SHAFAQNA – One of the largest Muslim places of worship in France, the Paris Grand Mosque, has the capacity to host about 5,000 people at any one time.
Still, by the time the imam had concluded his sermon on Friday, worshippers were taking up position to pray in any niche they could find.
The service contained a grim and increasingly frequent addendum: the condemnation of yet another attack carried out by a supporter of the Islamic State of Iraq and the Levant (ISIL, or ISIS) group.
“Some prejudiced people want to associate Islam with these actions,” the imam said in Arabic: “But Islam is innocent of what happened.”

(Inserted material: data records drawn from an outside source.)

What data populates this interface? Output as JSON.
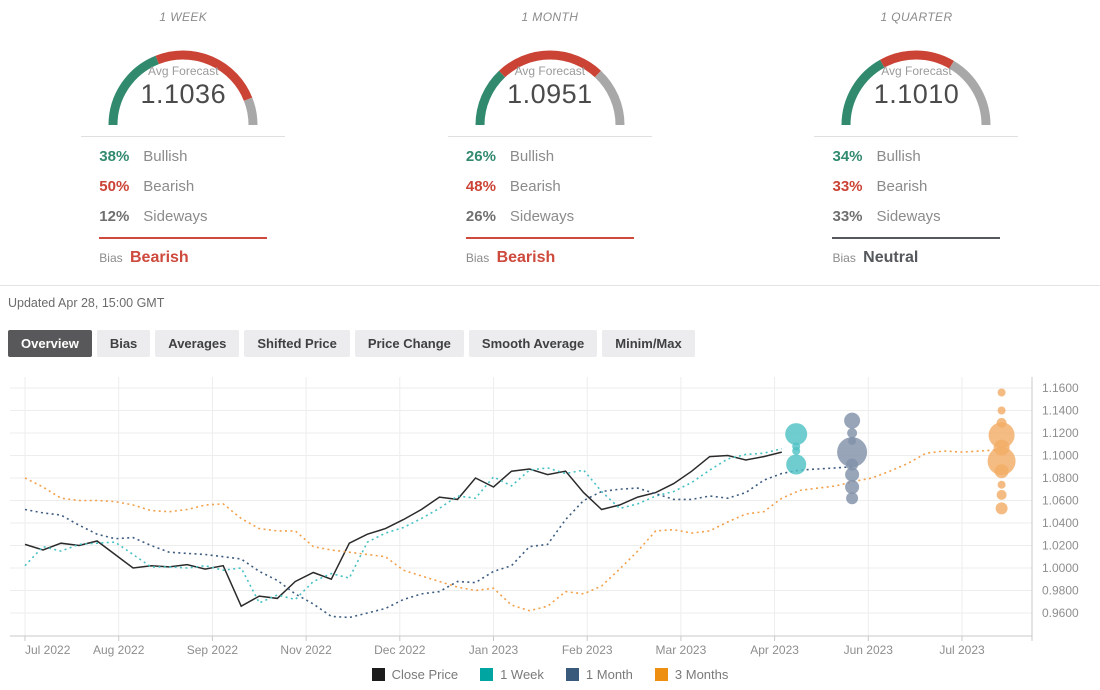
{
  "colors": {
    "bullish": "#328a6e",
    "bearish": "#cb4335",
    "sideways": "#a8a8a8",
    "sideways_text": "#6f6f6f",
    "axis_line": "#c9c9c9",
    "gridline": "#ededed",
    "tick_label": "#8e8e8e"
  },
  "forecast": {
    "panels": [
      {
        "title": "1 WEEK",
        "avg_label": "Avg Forecast",
        "avg_value": "1.1036",
        "stats": [
          {
            "kind": "bullish",
            "pct": 38,
            "pct_label": "38%",
            "label": "Bullish"
          },
          {
            "kind": "bearish",
            "pct": 50,
            "pct_label": "50%",
            "label": "Bearish"
          },
          {
            "kind": "sideways",
            "pct": 12,
            "pct_label": "12%",
            "label": "Sideways"
          }
        ],
        "bias_label": "Bias",
        "bias_value": "Bearish",
        "bias_color": "#cd4a3c"
      },
      {
        "title": "1 MONTH",
        "avg_label": "Avg Forecast",
        "avg_value": "1.0951",
        "stats": [
          {
            "kind": "bullish",
            "pct": 26,
            "pct_label": "26%",
            "label": "Bullish"
          },
          {
            "kind": "bearish",
            "pct": 48,
            "pct_label": "48%",
            "label": "Bearish"
          },
          {
            "kind": "sideways",
            "pct": 26,
            "pct_label": "26%",
            "label": "Sideways"
          }
        ],
        "bias_label": "Bias",
        "bias_value": "Bearish",
        "bias_color": "#cd4a3c"
      },
      {
        "title": "1 QUARTER",
        "avg_label": "Avg Forecast",
        "avg_value": "1.1010",
        "stats": [
          {
            "kind": "bullish",
            "pct": 34,
            "pct_label": "34%",
            "label": "Bullish"
          },
          {
            "kind": "bearish",
            "pct": 33,
            "pct_label": "33%",
            "label": "Bearish"
          },
          {
            "kind": "sideways",
            "pct": 33,
            "pct_label": "33%",
            "label": "Sideways"
          }
        ],
        "bias_label": "Bias",
        "bias_value": "Neutral",
        "bias_color": "#55585c"
      }
    ]
  },
  "updated": "Updated Apr 28, 15:00 GMT",
  "tabs": [
    {
      "label": "Overview",
      "active": true
    },
    {
      "label": "Bias",
      "active": false
    },
    {
      "label": "Averages",
      "active": false
    },
    {
      "label": "Shifted Price",
      "active": false
    },
    {
      "label": "Price Change",
      "active": false
    },
    {
      "label": "Smooth Average",
      "active": false
    },
    {
      "label": "Minim/Max",
      "active": false
    }
  ],
  "chart_data": {
    "type": "line",
    "title": "",
    "xlabel": "",
    "ylabel": "",
    "grid": true,
    "legend_position": "bottom",
    "ylim": [
      0.96,
      1.16
    ],
    "y_tick_step": 0.02,
    "y_tick_labels": [
      "1.1600",
      "1.1400",
      "1.1200",
      "1.1000",
      "1.0800",
      "1.0600",
      "1.0400",
      "1.0200",
      "1.0000",
      "0.9800",
      "0.9600"
    ],
    "x_tick_labels": [
      "Jul 2022",
      "Aug 2022",
      "Sep 2022",
      "Nov 2022",
      "Dec 2022",
      "Jan 2023",
      "Feb 2023",
      "Mar 2023",
      "Apr 2023",
      "Jun 2023",
      "Jul 2023"
    ],
    "x_unit": "week",
    "weeks_per_tick": 5.2,
    "series": [
      {
        "name": "Close Price",
        "color": "#1c1c1c",
        "line_color": "#2b2b2b",
        "style": "solid",
        "values": [
          1.021,
          1.016,
          1.022,
          1.02,
          1.024,
          1.012,
          1.0,
          1.002,
          1.001,
          1.003,
          0.999,
          1.002,
          0.966,
          0.975,
          0.973,
          0.988,
          0.996,
          0.99,
          1.022,
          1.03,
          1.035,
          1.043,
          1.052,
          1.063,
          1.061,
          1.08,
          1.072,
          1.086,
          1.088,
          1.083,
          1.086,
          1.067,
          1.052,
          1.056,
          1.063,
          1.067,
          1.075,
          1.086,
          1.099,
          1.1,
          1.096,
          1.099,
          1.103
        ]
      },
      {
        "name": "1 Week",
        "color": "#00a5a2",
        "line_color": "#46c1c3",
        "style": "dotted",
        "values": [
          1.002,
          1.019,
          1.015,
          1.021,
          1.022,
          1.023,
          1.012,
          1.001,
          1.001,
          1.0,
          1.002,
          0.998,
          1.0,
          0.969,
          0.976,
          0.972,
          0.988,
          0.995,
          0.991,
          1.023,
          1.031,
          1.036,
          1.044,
          1.053,
          1.064,
          1.062,
          1.081,
          1.073,
          1.087,
          1.089,
          1.084,
          1.087,
          1.068,
          1.053,
          1.057,
          1.064,
          1.068,
          1.076,
          1.087,
          1.097,
          1.101,
          1.102,
          1.106
        ]
      },
      {
        "name": "1 Month",
        "color": "#3a5a7c",
        "line_color": "#3d5c80",
        "style": "dotted",
        "values": [
          1.052,
          1.049,
          1.047,
          1.038,
          1.03,
          1.026,
          1.027,
          1.02,
          1.014,
          1.013,
          1.012,
          1.01,
          1.008,
          0.997,
          0.989,
          0.977,
          0.968,
          0.957,
          0.956,
          0.96,
          0.964,
          0.972,
          0.977,
          0.979,
          0.988,
          0.987,
          0.997,
          1.002,
          1.019,
          1.021,
          1.043,
          1.06,
          1.068,
          1.07,
          1.071,
          1.066,
          1.061,
          1.061,
          1.064,
          1.062,
          1.067,
          1.078,
          1.084,
          1.087,
          1.088,
          1.089,
          1.09
        ]
      },
      {
        "name": "3 Months",
        "color": "#ee8f12",
        "line_color": "#f3a04a",
        "style": "dotted",
        "values": [
          1.08,
          1.072,
          1.062,
          1.06,
          1.06,
          1.059,
          1.056,
          1.051,
          1.05,
          1.052,
          1.056,
          1.057,
          1.044,
          1.035,
          1.033,
          1.033,
          1.019,
          1.016,
          1.014,
          1.012,
          1.01,
          0.998,
          0.993,
          0.988,
          0.983,
          0.98,
          0.982,
          0.967,
          0.962,
          0.966,
          0.979,
          0.977,
          0.984,
          0.999,
          1.015,
          1.033,
          1.034,
          1.031,
          1.033,
          1.041,
          1.048,
          1.05,
          1.062,
          1.069,
          1.071,
          1.073,
          1.077,
          1.08,
          1.086,
          1.093,
          1.102,
          1.104,
          1.103,
          1.104,
          1.105
        ]
      }
    ],
    "bubble_clusters": [
      {
        "series": "1 Week",
        "color": "#4fc2c4",
        "week": 42.8,
        "points": [
          {
            "value": 1.119,
            "r": 11
          },
          {
            "value": 1.108,
            "r": 4
          },
          {
            "value": 1.104,
            "r": 4
          },
          {
            "value": 1.092,
            "r": 10
          }
        ]
      },
      {
        "series": "1 Month",
        "color": "#8191a9",
        "week": 45.9,
        "points": [
          {
            "value": 1.131,
            "r": 8
          },
          {
            "value": 1.12,
            "r": 5
          },
          {
            "value": 1.113,
            "r": 4
          },
          {
            "value": 1.103,
            "r": 15
          },
          {
            "value": 1.092,
            "r": 6
          },
          {
            "value": 1.083,
            "r": 7
          },
          {
            "value": 1.072,
            "r": 7
          },
          {
            "value": 1.062,
            "r": 6
          }
        ]
      },
      {
        "series": "3 Months",
        "color": "#f2ad66",
        "week": 54.2,
        "points": [
          {
            "value": 1.156,
            "r": 4
          },
          {
            "value": 1.14,
            "r": 4
          },
          {
            "value": 1.129,
            "r": 5
          },
          {
            "value": 1.118,
            "r": 13
          },
          {
            "value": 1.107,
            "r": 8
          },
          {
            "value": 1.095,
            "r": 14
          },
          {
            "value": 1.086,
            "r": 7
          },
          {
            "value": 1.074,
            "r": 4
          },
          {
            "value": 1.065,
            "r": 5
          },
          {
            "value": 1.053,
            "r": 6
          }
        ]
      }
    ]
  }
}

He gave way to another member of the mosque administration, who read out a scathing statement condemning the perpetrator and paying tribute to the police officer slain in Thursday’s attack on the capital’s iconic Champs Elysees.

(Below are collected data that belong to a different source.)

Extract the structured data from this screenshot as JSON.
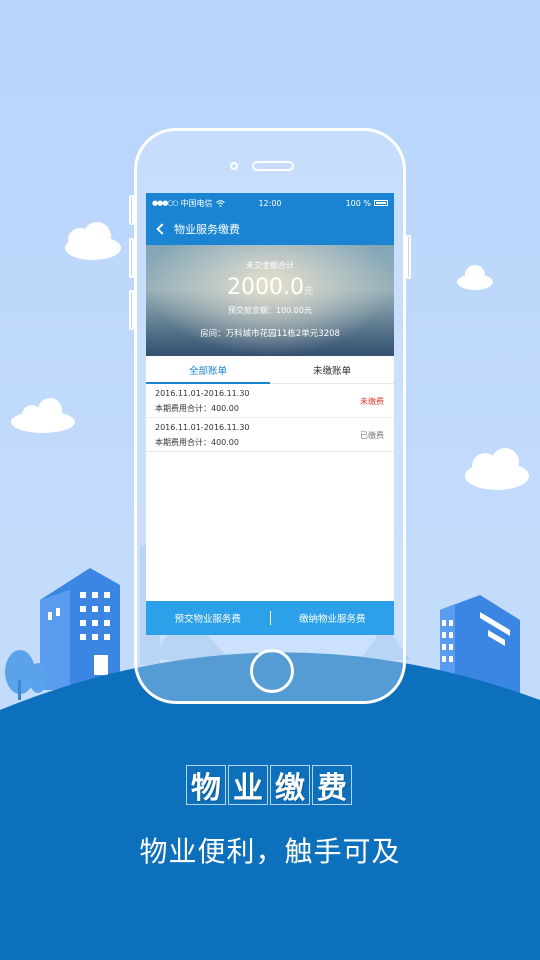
{
  "status_bar": {
    "carrier": "中国电信",
    "time": "12:00",
    "battery": "100 %"
  },
  "nav": {
    "title": "物业服务缴费"
  },
  "summary": {
    "label": "未交金额合计",
    "amount": "2000.0",
    "unit": "元",
    "prepaid": "预交款余额：100.00元",
    "room": "房间：万科城市花园11栋2单元3208"
  },
  "tabs": [
    {
      "label": "全部账单"
    },
    {
      "label": "未缴账单"
    }
  ],
  "bills": [
    {
      "period": "2016.11.01-2016.11.30",
      "total": "本期费用合计：400.00",
      "status": "未缴费"
    },
    {
      "period": "2016.11.01-2016.11.30",
      "total": "本期费用合计：400.00",
      "status": "已缴费"
    }
  ],
  "bottom_bar": {
    "prepay_label": "预交物业服务费",
    "pay_label": "缴纳物业服务费"
  },
  "hero": {
    "title_chars": [
      "物",
      "业",
      "缴",
      "费"
    ],
    "subtitle": "物业便利，触手可及"
  },
  "colors": {
    "primary": "#1a84d3",
    "bottom_button": "#2ca0e8",
    "ground": "#0d70bd",
    "sky": "#bcd7fb",
    "unpaid": "#e03a2e"
  }
}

“The act profoundly shocks the Muslims of France, who pay tribute to the forces that give their lives to protect us,” he said.
Located in the fifth arrondissement of Paris, the mosque was built in 1926 by the French state as a gift to the tens of thousands of Muslim soldiers from its colonies, who gave their lives fighting for the country in the first world war.
During the second world war and the Nazi occupation of France, members of its administration helped some French Jews escape the Holocaust by producing falsified birth certificates for them, which said they were born as Muslims.
Slimane Nadour, the mosque’s spokesperson, rued the new regularity of ISIL attacks in the country and the damage they caused to community relations.
“This is something that’s becoming frequent now and it’s terrible.”
For Nadour, the attacks are not only morally abhorrent but deliberate attempts to create division between French Muslims and the wider community.
“The aim of these terrorists is to divide society and put Muslims against non-Muslims,” he said, adding: “They’ve failed and they will fail again”.
“The French people are aware that these people don’t represent Islam and it’s a small minority of Muslims who do things like this.”
These people are crazy
Outside the mosque, after the prayers had concluded, the feeling among the congregants was little different.
Untangling his bike from the rail against which it was rested, Kamal responded bluntly and with a palpable sense of despondency when asked how he felt about Thursday evening’s attack.
“One more,” he said, lamenting how easy it had become for ISIL sympathisers to carry out attacks:
“These people are crazy … they just step outside of their houses and if they don’t have a weapon, they’ll use anything they can find to attack others.”
As he spoke, men argued passionately about Middle Eastern politics, as street sellers tried to hawk prayer mats and worry beads.
|Saleha, walking away from prayers with her children and elderly relatives, spoke briefly of her shock: “It’s a disaster, this kind of killing is against our beliefs … our values are against what happened.”|
With the presidential election just days away, there were also fears that this could empower candidates who want harsher laws targeting the Muslim community.
Asma, a 23-year-old law student, said previous attacks had already created the perception that Muslims were a threat.
The latest, she said, would add to that feeling.
“There’s already so much sentiment against Muslims, so this is going to exacerbate it further,” she said.
As he pulled his bike away from the rail, Kamal echoed that viewpoint.
“Sunday is the first round of the election … the far right will be happy.”